FACING BRUSSELS – Mohammed nu

Mohammed est numéro un depuis 2001. Le Prophète qui repose en terre saoudienne se réjouirait-il que son nom soit le plus porté, qu’il s’étale, colonne après colonne, dans le registre de naissances de la capitale de l’Europe? Mohammed arrive en tête, devant Adam, Rayan, Ayoub, Mehdi, Amine et Hamza.

Un modèle de dévotion, de vertu et de sagesse. Puisse notre fils marcher sur Ses traces. Vœu pieux, rude réalité. Ce n’est pas si évident.
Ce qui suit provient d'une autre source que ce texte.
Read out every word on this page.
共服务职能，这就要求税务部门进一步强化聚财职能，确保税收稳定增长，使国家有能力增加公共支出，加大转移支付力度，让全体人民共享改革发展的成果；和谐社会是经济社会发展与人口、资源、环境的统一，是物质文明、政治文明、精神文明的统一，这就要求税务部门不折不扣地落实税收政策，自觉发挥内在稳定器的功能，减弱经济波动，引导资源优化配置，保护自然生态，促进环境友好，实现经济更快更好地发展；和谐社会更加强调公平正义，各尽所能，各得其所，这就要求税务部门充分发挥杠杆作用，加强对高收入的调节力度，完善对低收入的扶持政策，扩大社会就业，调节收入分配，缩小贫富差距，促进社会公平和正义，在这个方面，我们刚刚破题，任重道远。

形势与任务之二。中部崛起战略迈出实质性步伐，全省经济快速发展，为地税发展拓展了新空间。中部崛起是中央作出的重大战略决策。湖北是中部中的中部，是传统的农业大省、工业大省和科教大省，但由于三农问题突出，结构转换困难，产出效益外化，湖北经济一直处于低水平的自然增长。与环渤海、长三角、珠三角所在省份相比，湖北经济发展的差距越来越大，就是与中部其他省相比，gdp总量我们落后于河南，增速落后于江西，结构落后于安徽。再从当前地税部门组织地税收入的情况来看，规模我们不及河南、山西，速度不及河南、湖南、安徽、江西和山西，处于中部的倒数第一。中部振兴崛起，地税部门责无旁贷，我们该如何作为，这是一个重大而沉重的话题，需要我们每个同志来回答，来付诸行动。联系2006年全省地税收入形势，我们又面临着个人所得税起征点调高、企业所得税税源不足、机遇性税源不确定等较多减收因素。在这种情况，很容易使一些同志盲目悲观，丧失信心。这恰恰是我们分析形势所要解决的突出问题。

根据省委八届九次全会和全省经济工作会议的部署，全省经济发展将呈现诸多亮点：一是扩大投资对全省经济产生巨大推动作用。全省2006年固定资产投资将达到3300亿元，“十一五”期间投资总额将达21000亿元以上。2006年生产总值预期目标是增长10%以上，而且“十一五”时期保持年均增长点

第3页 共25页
Les enquêtes révèlent que Mohammed est souvent un citoyen de seconde zone dans le pays qui a accueilli ses parents comme travailleurs immigrés.

Est-ce de sa faute? C’est son père qui est venu ici, quoique à moitié seulement. Dans sa tête, l’homme n’a pas oublié son village. Il a endossé une double identité: pour ceux qui étaient restés au pays, celle d’un héros lointain et prospère, et pour sa progéniture et son épouse, qu’il a contraintes au voyage, celle d’un être habité par la nostalgie, parfois en décalage. Le père était mal armé pour faire face aux nouveaux temps et aux nouvelles mœurs. Il n’avait pas non plus beaucoup à donner aux autres. À l’exception du gîte et du couvert, on n’a jamais attendu cela de sa part.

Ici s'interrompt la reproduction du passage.